2. Enable Learning-Centered Environments that Foster Student Learning

3. Develop Better and more Meaningful Assessments to Understand Student Learning

The report discusses each of these points in more detail, but the takeaway for improved student learning is better community-building, learning environments, and assessments.  Take a look.


VIA Inside Higher Ed: The Bitter Reality of MOOConomics (Carlo Salerno)

Once again, in the continuing debate over whether MOOCs (Massive Open Online Courses) represent a genuine opening towards the future of higher education, economist Carlo Salerno analyzes the business model of these well-publicized courses (an issue we’ve discussed in our workshops and on the blog).  He writes:

Born at two of the nation’s most elite colleges, MOOCs have received an unbelievable amount of news coverage for offering the potential to solve one of the sector’s most nagging problems: how to provide world-class education for practically no consumer cost. The courses provided via MITx and by a handful of Stanford professors have generated considerable publicity, though it’s the recent announcement that Coursera (another Stanford spin-off) has lined up around a dozen elite institutions that will use their platform to offer similarly styled educational offerings that really has folks thinking MOOCs may very well be the answer to our system’s perceived ills.

Read more:
Inside Higher Ed
What I find fascinating about Salerno’s take is that he recognizes the same problem with MOOCs as earlier commentators: that even if universities can afford to hand out instructional materials for free (or as free as contingent faculty can make them), they cannot afford to lose selectivity over admissions or control over credentialing, if they are to maintain their institutional prestige and reputation.  These are the precise issues that caused the conflicts at UVA over Pres. Sullivan‘s firing, and they will bedevil any attempt to equate the instruction provided by MOOCs with courses in a degree program.  But the temptation to define higher education down will remain so long as institutions are faced with rising personnel costs and declining state support. We have not heard the end of this.
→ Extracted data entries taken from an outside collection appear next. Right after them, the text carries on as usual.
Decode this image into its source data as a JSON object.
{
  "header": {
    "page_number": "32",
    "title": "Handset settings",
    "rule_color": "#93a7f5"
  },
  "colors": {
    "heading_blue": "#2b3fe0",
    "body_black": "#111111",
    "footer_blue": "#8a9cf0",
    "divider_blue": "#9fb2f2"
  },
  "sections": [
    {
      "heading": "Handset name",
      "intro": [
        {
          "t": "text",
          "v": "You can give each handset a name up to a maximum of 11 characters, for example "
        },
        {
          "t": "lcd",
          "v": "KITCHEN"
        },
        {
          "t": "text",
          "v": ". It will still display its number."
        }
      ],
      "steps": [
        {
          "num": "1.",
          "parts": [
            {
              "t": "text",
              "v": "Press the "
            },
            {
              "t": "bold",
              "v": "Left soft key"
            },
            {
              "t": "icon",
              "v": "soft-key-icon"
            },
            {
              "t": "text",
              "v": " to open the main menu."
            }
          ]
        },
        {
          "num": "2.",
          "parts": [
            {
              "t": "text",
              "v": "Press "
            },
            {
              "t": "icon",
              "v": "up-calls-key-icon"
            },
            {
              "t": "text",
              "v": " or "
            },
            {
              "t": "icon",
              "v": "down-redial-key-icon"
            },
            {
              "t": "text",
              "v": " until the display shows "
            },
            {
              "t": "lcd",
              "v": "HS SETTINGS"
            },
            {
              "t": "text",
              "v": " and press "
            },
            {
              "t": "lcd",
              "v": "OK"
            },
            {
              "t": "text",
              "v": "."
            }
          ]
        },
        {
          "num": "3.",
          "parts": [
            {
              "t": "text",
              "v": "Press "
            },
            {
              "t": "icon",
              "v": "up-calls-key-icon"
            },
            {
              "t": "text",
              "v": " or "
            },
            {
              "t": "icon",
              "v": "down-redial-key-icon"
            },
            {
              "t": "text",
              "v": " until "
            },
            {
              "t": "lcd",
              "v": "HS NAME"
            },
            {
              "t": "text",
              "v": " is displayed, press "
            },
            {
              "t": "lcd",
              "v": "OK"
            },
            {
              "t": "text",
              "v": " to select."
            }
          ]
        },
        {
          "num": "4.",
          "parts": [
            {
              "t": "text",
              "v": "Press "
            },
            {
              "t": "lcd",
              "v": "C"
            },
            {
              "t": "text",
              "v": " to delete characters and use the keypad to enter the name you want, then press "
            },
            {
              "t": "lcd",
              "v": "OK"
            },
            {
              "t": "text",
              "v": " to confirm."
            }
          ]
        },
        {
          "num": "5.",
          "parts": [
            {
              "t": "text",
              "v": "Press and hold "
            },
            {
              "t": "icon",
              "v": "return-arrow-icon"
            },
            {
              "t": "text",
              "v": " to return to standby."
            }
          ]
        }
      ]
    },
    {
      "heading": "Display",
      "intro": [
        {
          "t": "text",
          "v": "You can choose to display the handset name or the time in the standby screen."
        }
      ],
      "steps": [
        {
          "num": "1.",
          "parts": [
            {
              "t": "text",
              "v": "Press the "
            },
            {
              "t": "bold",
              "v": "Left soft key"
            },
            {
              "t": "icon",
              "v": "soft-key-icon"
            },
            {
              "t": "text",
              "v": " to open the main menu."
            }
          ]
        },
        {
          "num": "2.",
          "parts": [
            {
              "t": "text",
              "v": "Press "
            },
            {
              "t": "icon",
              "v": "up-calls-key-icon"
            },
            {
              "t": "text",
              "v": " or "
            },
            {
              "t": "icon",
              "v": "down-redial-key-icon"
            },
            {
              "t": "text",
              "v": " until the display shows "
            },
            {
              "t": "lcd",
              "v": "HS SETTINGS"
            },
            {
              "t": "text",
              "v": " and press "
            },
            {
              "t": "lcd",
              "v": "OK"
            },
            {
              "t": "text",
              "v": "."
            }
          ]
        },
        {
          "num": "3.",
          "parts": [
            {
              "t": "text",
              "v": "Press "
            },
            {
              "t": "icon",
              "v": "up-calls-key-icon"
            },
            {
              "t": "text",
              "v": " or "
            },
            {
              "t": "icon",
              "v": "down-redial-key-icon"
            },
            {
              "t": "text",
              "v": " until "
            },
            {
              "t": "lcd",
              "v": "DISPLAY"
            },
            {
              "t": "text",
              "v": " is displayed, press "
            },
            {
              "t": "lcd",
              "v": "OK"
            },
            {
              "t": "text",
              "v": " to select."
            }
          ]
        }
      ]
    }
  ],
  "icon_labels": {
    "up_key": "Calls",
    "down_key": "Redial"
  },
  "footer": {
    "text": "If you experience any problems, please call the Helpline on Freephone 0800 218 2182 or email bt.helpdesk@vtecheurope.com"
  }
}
VIA Faculty Focus: Understanding Adult Learners’ Needs

Though the study that inspired this blog post came from a recent university study in Singapore, it is interesting precisely because it reinforces existing findings from Higher Ed research running from Gamson and Chickering’s famous “Seven Principles for Good Practice in Undergraduate Education” article (1987) all the way into the present.

In other words, there are no surprises here, but the article does reassure us that adult learners really do value, and need, our efforts to engage and retain them in the classroom through good practice. Here are a sampling of the results from 2700+ adult students’ responses  to a survey. For example:

Engaging Students in Active Learning
A commonly held assumption is that students like to take the easiest routes/short-cuts and prefer to be passive learners. Despite the fact that adult learners are busy individuals, the student feedback suggested that they do want to be engaged in active learning. They wanted their lessons to be interesting, practical and applicable.

Here are some of their suggestions for facilitating engaging lessons:

  • use meaningful and purposeful learning activities
  • ask stimulating questions
  • use appropriate and relevant multimedia tools/technology to engage students
  • incorporate real-life and application-based examples
  • interact with students and effectively manage group discussions

There are also suggestions about posting course readings and lecture notes in advance, and keeping these available throughout the semester.  Asynchronous self-study and review seems particularly important for adult, working students, as are presentation, time-management, and discussion-leading skills.  Well worth checking out, whatever the age of the groups you end up teaching.